Jean-François Marmontel (2)

Les citations de Jean-François Marmontel :

Pour un homme né sensible, un jour qui a fait couler des flots de sang, et qui fera verser des ruisseaux de larmes, ne sera jamais un beau jour.
Jean-François Marmontel ; Bélisaire (1767)

Il n'est rien d'indigne et de bas que la cupidité n'engendre.
Jean-François Marmontel ; Bélisaire (1767)

La victoire est un plaisir bien doux.
Jean-François Marmontel ; Bélisaire (1767)

La facilité à jouir de tout fait qu'on n'est ému de rien.
Jean-François Marmontel ; Bélisaire (1767)

La satiété est la plus funeste langueur ou jamais puisse tomber une âme.
Jean-François Marmontel ; Bélisaire (1767)

Un sourire de la vertu est plus touchant que toutes les caresses de la fortune !
Jean-François Marmontel ; Bélisaire (1767)

Le courage d'un chef consiste à s'élever au-dessus de tous les évènements.
Jean-François Marmontel ; Bélisaire (1767)

L'homme de bien fait son devoir sans regarder autour de lui.

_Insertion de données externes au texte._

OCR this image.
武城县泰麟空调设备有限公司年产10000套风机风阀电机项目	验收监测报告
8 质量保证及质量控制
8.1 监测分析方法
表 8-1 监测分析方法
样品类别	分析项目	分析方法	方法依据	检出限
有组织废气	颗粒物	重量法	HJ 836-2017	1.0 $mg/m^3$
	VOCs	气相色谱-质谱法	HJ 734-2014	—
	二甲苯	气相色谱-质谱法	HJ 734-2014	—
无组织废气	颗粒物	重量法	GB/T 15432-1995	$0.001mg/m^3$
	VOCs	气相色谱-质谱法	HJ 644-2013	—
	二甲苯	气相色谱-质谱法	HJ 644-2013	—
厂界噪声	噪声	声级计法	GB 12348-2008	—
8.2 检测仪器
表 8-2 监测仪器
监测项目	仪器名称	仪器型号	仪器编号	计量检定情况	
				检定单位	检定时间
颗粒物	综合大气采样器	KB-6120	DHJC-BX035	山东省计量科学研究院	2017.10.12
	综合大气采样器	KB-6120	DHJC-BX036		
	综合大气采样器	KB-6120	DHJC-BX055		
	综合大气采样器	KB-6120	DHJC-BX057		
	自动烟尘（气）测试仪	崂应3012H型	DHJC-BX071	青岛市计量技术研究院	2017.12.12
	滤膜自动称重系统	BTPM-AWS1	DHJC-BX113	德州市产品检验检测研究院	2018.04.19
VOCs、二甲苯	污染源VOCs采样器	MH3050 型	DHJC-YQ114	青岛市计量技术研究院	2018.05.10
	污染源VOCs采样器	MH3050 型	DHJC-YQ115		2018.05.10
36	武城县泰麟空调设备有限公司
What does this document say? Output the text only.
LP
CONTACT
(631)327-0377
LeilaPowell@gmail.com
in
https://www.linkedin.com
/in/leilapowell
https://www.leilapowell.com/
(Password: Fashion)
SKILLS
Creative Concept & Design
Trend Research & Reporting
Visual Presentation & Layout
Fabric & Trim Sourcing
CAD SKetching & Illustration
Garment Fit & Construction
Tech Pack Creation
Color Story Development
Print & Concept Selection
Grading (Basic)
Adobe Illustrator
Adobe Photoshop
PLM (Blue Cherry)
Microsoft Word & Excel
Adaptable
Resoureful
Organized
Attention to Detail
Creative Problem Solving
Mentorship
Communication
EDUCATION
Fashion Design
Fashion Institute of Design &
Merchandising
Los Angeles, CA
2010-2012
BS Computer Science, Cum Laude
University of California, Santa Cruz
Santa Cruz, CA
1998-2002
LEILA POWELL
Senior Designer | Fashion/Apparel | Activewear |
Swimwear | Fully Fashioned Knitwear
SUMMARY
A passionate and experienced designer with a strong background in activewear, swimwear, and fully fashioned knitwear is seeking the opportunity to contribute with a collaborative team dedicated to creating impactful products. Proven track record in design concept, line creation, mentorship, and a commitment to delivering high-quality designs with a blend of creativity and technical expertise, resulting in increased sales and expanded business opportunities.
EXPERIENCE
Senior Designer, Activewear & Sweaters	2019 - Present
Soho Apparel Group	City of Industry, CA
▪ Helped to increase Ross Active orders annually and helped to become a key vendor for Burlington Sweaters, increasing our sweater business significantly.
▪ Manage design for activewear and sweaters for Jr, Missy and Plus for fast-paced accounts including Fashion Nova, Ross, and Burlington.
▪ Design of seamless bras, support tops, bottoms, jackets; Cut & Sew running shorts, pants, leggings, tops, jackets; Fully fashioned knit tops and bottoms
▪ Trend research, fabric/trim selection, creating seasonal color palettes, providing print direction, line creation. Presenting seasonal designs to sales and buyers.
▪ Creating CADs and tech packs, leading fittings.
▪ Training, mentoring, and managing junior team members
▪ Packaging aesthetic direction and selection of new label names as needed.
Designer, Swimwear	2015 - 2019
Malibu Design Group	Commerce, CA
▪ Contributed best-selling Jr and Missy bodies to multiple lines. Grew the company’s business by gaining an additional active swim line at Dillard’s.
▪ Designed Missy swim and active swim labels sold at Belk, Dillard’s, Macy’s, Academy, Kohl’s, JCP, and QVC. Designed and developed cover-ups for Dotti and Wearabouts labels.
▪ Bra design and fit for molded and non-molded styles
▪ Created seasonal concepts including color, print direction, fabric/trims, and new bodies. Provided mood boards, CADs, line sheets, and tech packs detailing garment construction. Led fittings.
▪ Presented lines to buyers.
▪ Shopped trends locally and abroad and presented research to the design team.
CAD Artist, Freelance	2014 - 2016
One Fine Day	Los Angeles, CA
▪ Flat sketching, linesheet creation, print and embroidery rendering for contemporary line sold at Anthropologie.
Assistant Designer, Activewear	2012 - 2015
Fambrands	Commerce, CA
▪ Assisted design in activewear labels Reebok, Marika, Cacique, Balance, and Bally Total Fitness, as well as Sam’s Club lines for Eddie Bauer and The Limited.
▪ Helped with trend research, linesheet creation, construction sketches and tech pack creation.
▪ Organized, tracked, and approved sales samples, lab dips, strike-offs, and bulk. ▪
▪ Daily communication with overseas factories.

Dieu et son âme sont les témoins dont il va mériter l'aveu. Une bonne volonté franche, un courage délibéré, un zèle prompt à concourir au bien, voilà les signes d'une grande âme.
Jean-François Marmontel ; Bélisaire (1767)

L'ambition se glisse aisément dans le cœur d'un homme bien né, mais cette passion, dans ses excès, a sa bassesse tout comme une autre. Elle se croit haute parce qu'elle range au-dessous d'elle tous les devoirs de l'honnête homme ; et si vous voulez savoir ce qu'elle en fait, regardez un oiseau de proie, planer le matin sur la campagne, et choisir d'un œil avide entre mille animaux tremblants celui dont il lui plaira de faire sa pâture, c'est ainsi que l'ambition délibère à son réveil, pour savoir de quelle vertu elle fera sa victime.
Jean-François Marmontel ; Bélisaire (1767)

L'homme juste qui lutte contre l'adversité la dompte par son courage.
Jean-François Marmontel ; Bélisaire (1767)

Qui vend le pain aux prix de l'or affame le peuple.
Jean-François Marmontel ; Bélisaire (1767)

Le ciel est juste, tôt ou tard les méchants sont toujours punis.
Jean-François Marmontel ; Bélisaire (1767)

Quiconque s'attend à un salaire est esclave, la grandeur du prix n'y fait rien. L'âme qui s'apprécie un talent est aussi vénale que celle qui se donne pour une obole.
Jean-François Marmontel ; Bélisaire (1767)

L'or est vil au prix du chêne et du laurier quand ceux-ci sont le gage de la reconnaissance et de l'estime.
Jean-François Marmontel ; Bélisaire (1767)

La force de l'âme, comme celle du corps, est le fruit de la tempérance ; sans elle, point de désintéressement, point de vertus.
Jean-François Marmontel ; Bélisaire (1767)

Désirer d'être utile au monde, c'est désirer d'être éclairé.
Jean-François Marmontel ; Bélisaire (1767)

La vérité est la mère de la vertu. La première vérité reçue, toutes les autres n'ont qu'à venir en foule, elles auront un libre accès.